Ele come carne humana?

Ele foi o mais votado pelos bandidos?

Ele é abortista?

Ele tem amigos criminosos?

Sim, por mais absurdo que possa parecer, esses questionamentos pautaram a eleição que define o próximo presidente da República.

A disputa com os líderes que também são campeões em rejeição chegou a um pico de ataques no segundo turno entre Jair Bolsonaro (PL) e Luiz Inácio Lula da Silva (PT).

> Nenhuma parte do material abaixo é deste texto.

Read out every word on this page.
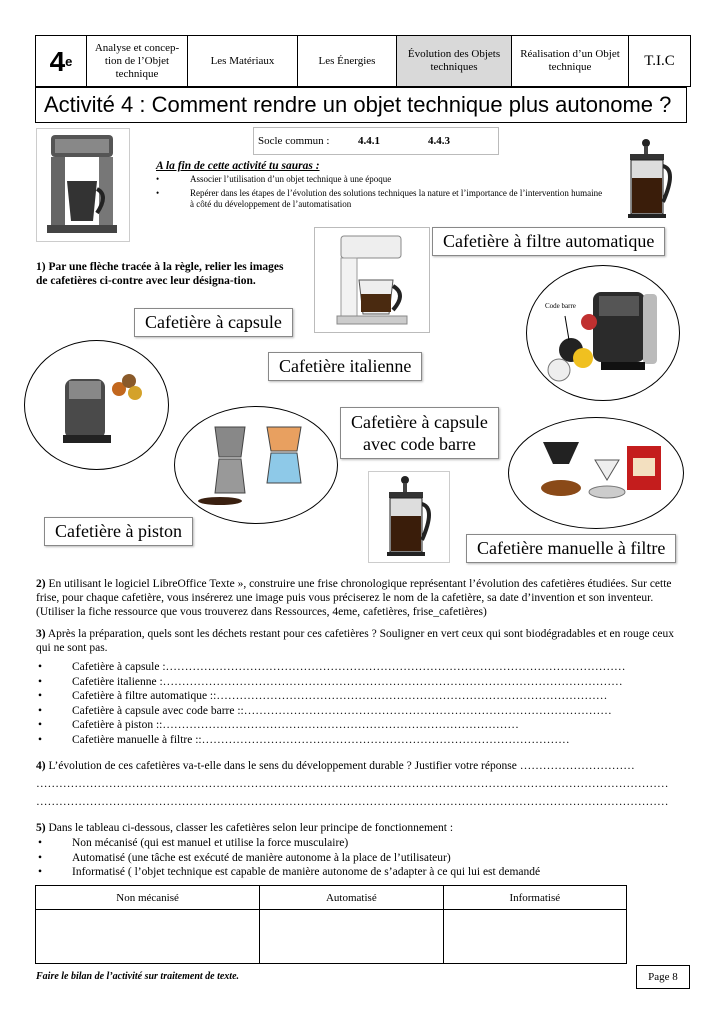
4 e
Analyse et concep-tion de l’Objet technique
Les Matériaux	Les Énergies
Évolution des Objets techniques
Réalisation d’un Objet technique	T.I.C
Activité 4 : Comment rendre un objet technique plus autonome ?
Socle commun :	4.4.1	4.4.3
A la fin de cette activité tu sauras :
•	Associer l’utilisation d’un objet technique à une époque
•	Repérer dans les étapes de l’évolution des solutions techniques la nature et l’importance de l’intervention humaine à côté du développement de l’automatisation
Cafetière à filtre automatique
1) Par une flèche tracée à la règle, relier les images de cafetières ci-contre avec leur désigna-tion.
Cafetière à capsule
Code barre
Cafetière italienne
Cafetière à capsule
avec code barre
Cafetière à piston
Cafetière manuelle à filtre
2) En utilisant le logiciel LibreOffice Texte », construire une frise chronologique représentant l’évolution des cafetières étudiées. Sur cette frise, pour chaque cafetière, vous insérerez une image puis vous préciserez le nom de la cafetière, sa date d’invention et son inventeur. (Utiliser la fiche ressource que vous trouverez dans Ressources, 4eme, cafetières, frise_cafetières)
3) Après la préparation, quels sont les déchets restant pour ces cafetières ? Souligner en vert ceux qui sont biodégradables et en rouge ceux qui ne sont pas.
• Cafetière à capsule :…………………………………………………………………………………………………………
• Cafetière italienne :…………………………………………………………………………………………………………
• Cafetière à filtre automatique ::…………………………………………………………………………………………
• Cafetière à capsule avec code barre ::……………………………………………………………………………………
• Cafetière à piston ::…………………………………………………………………………………
• Cafetière manuelle à filtre ::……………………………………………………………………………………
4) L’évolution de ces cafetières va-t-elle dans le sens du développement durable ? Justifier votre réponse …………………………
…………………………………………………………………………………………………………………………………………………
…………………………………………………………………………………………………………………………………………………
5) Dans le tableau ci-dessous, classer les cafetières selon leur principe de fonctionnement :
• Non mécanisé (qui est manuel et utilise la force musculaire)
• Automatisé (une tâche est exécuté de manière autonome à la place de l’utilisateur)
• Informatisé ( l’objet technique est capable de manière autonome de s’adapter à ce qui lui est demandé
Non mécanisé	Automatisé	Informatisé

Faire le bilan de l’activité sur traitement de texte.	Page 8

Transparecia que o único objeto dos postulantes ao cargo mais importante do país era tirar votos do adversário.

Bolsonaro passou a campanha rejeitado por 50% dos eleitores, onde segue, segundo o Datafolha, e Lula chegou aos 46%.

Propaganda do PT levou apoio de Guilherme de Pádua ao presidente Bolsonaro ao horário eleitoral
Propaganda do PT levou apoio de Guilherme de Pádua ao presidente Bolsonaro ao horário eleitoral .Crédito: Divulgação - Divulgação

Era como se as opções dadas na urna eletrônica viessem com as perguntas "quem você não aceita como presidente" ou em "quem você não votaria de jeito nenhum".

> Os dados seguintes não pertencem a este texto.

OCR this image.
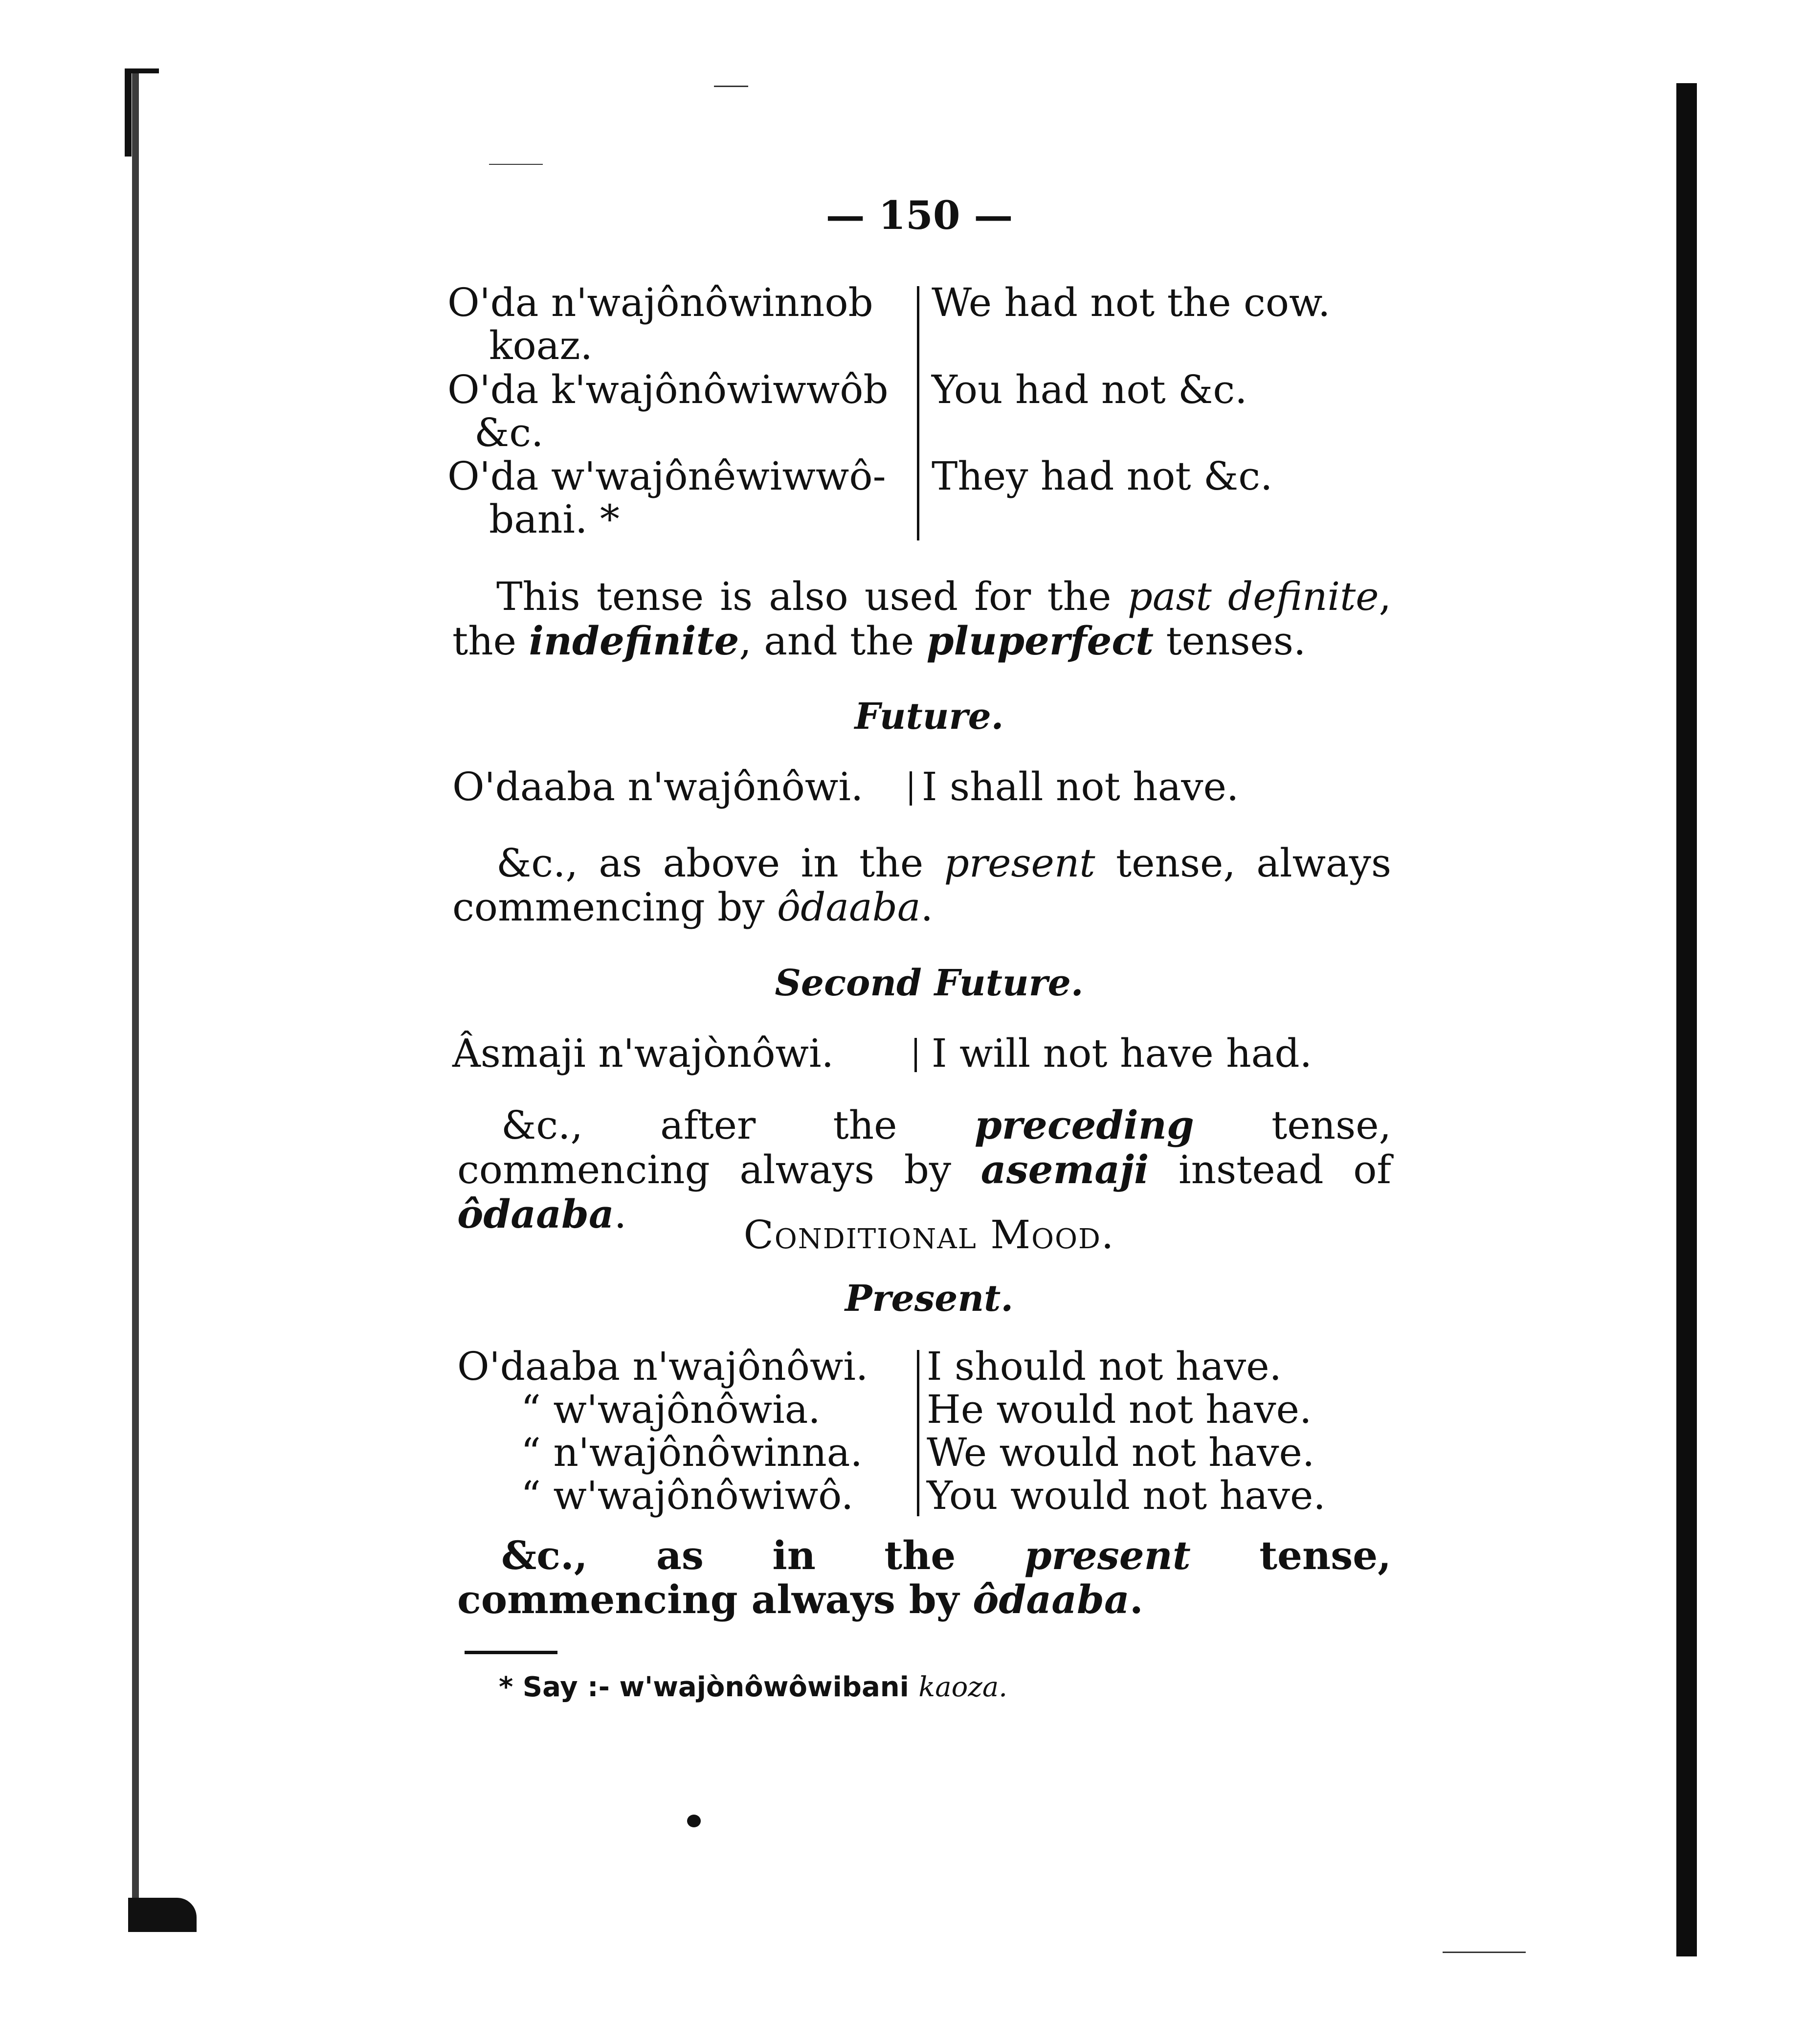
— 150 —
O'da n'wajônôwinnob
koaz.
We had not the cow.
O'da k'wajônôwiwwôb
&c.
You had not &c.
O'da w'wajônêwiwwô-
bani. *
They had not &c.
This tense is also used for the past definite, the indefinite, and the pluperfect tenses.
Future.
O'daaba n'wajônôwi. I shall not have.
&c., as above in the present tense, always commencing by ôdaaba.
Second Future.
Âsmaji n'wajònôwi. I will not have had.
&c., after the preceding tense, commencing always by asemaji instead of ôdaaba.	Conditional Mood.
Present.
O'daaba n'wajônôwi. I should not have.
“ w'wajônôwia.	He would not have.
“ n'wajônôwinna. We would not have.
“ w'wajônôwiwô. You would not have.
&c., as in the present tense, commencing always by ôdaaba.
* Say :- w'wajònôwôwibani kaoza.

Ataques com o objetivo de desgastar a imagem do adversário não são novidade em eleições no Brasil. O fluxo, o formato e a intensidade registrados em 2022, porém, representaram um fato inédito.

Se é verdade que Bolsonaro surfou na onda das fake news no mar das redes sociais em 2018, o que ficou provado quatro anos depois é que a água suja da desinformação e do discurso emocional, que apela para o medo, invadiu outros oceanos da propaganda política.

Numa tática comum ao longo da campanha, temas que surgiram nas redes foram parar nas campanhas oficiais, divulgadas no rádio e na televisão, em espaços bancados com dinheiro público.

Todas as perguntas citadas no início do texto poderiam ser respondidas (com resultados diferentes, é verdade) por quem assistiu à propaganda eleitoral no segundo turno. A forma como os temas foram inseridos no debate se repetiu.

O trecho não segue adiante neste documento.